Karla Bonoff—Karla Bonoff. I went to see the movie, FM, which was great (one of the great all time sound tracks). I found a lot of new music just watching that movie. For instance, I found Tom Petty and the Heartbreakers through that movie. One scene features a Linda Ronstadt concert, and as she is introducing the band she mentions a beautiful album by a new artist, Karla Bonoff. I went and found it immediately and loved it. I bought her subsequent albums. Beautiful songs. But she turned me to the singer/songwriter genre. Jackson Browne, James Taylor, et al. I loved reading liner notes on album covers and sleeves. Dan Dugmore, Waddy Wachtel, Russ Kunkel. These guys played on all these albums. I loved this world, and Karla Bonoff was my first foot in.
Hotel California—Eagles. I already had Eagles albums. I was disappointed when I heard that Randy Meisner had left the band. Take it to the Limit was my favorite Eagles song. But Hotel California allowed me to get over that easily. I loved Joe Walsh. Henley and Frey are great. But the addition of Joe Walsh was perfect. I loved his songs, but I loved his guitar parts on the other songs as well.
Souvenirs—Dan Fogelberg.

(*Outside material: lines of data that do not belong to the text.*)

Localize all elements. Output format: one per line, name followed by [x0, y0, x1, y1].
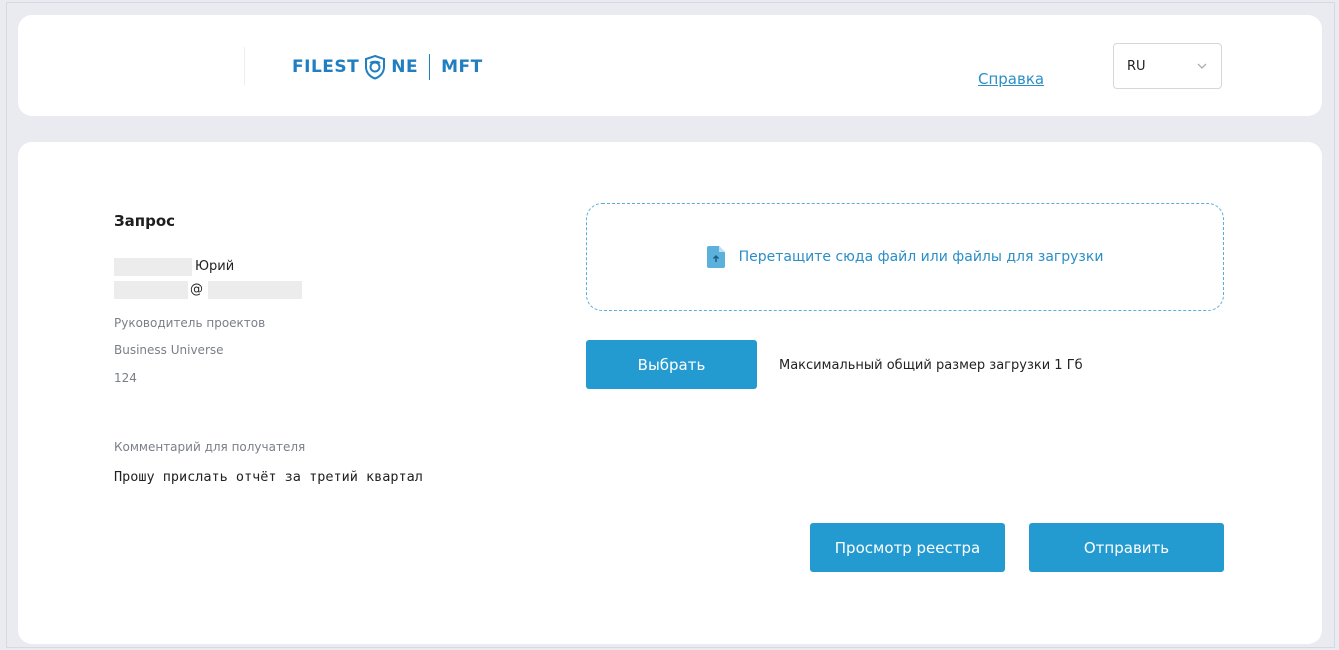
- header-divider: [244, 47, 245, 85]
- requester-email-at: @: [190, 282, 203, 297]
- language-select-value: RU: [1127, 58, 1146, 74]
- logo-product: MFT: [441, 57, 483, 77]
- requester-company: Business Universe: [114, 343, 224, 357]
- comment-label: Комментарий для получателя: [114, 440, 306, 454]
- max-size-note: Максимальный общий размер загрузки 1 Гб: [779, 358, 1083, 373]
- logo-word-2: NE: [391, 57, 419, 77]
- file-upload-icon: [706, 246, 725, 268]
- requester-position: Руководитель проектов: [114, 316, 266, 330]
- send-button[interactable]: Отправить: [1029, 523, 1224, 572]
- request-title: Запрос: [114, 212, 176, 230]
- chevron-down-icon: [1197, 63, 1207, 69]
- header: FILEST NE MFT Справка RU: [18, 15, 1322, 116]
- logo-word-1: FILEST: [292, 57, 360, 77]
- redacted-email-domain: [208, 281, 302, 299]
- logo-separator: [429, 54, 431, 80]
- redacted-email-user: [114, 281, 188, 299]
- requester-name: Юрий: [195, 259, 235, 274]
- dropzone-text: Перетащите сюда файл или файлы для загру…: [738, 249, 1104, 265]
- select-files-button[interactable]: Выбрать: [586, 340, 757, 389]
- requester-number: 124: [114, 371, 137, 385]
- request-panel: Запрос Юрий @ Руководитель проектов Busi…: [18, 142, 1322, 644]
- comment-text: Прошу прислать отчёт за третий квартал: [114, 469, 423, 485]
- help-link[interactable]: Справка: [978, 70, 1044, 88]
- redacted-name: [114, 258, 192, 276]
- file-dropzone[interactable]: Перетащите сюда файл или файлы для загру…: [586, 203, 1224, 311]
- view-registry-button[interactable]: Просмотр реестра: [810, 523, 1005, 572]
- language-select[interactable]: RU: [1113, 43, 1222, 89]
- filestone-logo[interactable]: FILEST NE MFT: [292, 53, 483, 81]
- shield-logo-icon: [362, 54, 388, 80]
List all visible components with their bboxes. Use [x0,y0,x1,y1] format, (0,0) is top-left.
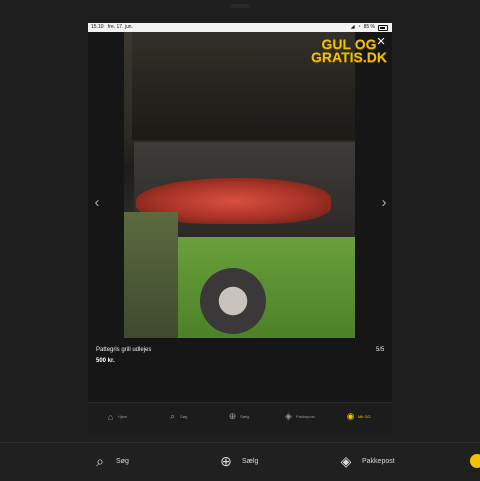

See the Karla Bonoff description above. I also found Fogelberg through FM. After hearing Souvenirs, I went back and bought the earlier stuff. I loved, loved Netherlands. I liked Phoenix well enough, but Innocent Age cooled my enthusiasm. I like it more stripped down. I saw him three times in concert. The first time it was just Dan and his piano and guitar. Brilliant. I saw him in Dallas with a full band. Not so great. Then I saw him at a winery near Portland about ten years ago. Just Dan and his guitar and piano. Great. I can’t write or play songs like Fogelberg’s. I’m not good enough. But Dan was my way back through Neil Young and others and eventually to Dylan. And these are the kinds of songs I want to write.
Gaucho—Steely Dan. The Donald Fagan groove. This was different for me. I had heard Pretzel Logic and liked Do It Again and Reelin in the Years (one of my favorite all time songs). But Aja and Gaucho sent me into a new kind of music. Babylon Sisters, Hey Nineteen. And then Fagan’s first solo album was genius to me. I love the blue eyed soul, the slick rhythms and harmonies. Smart, smart music, layered and textured.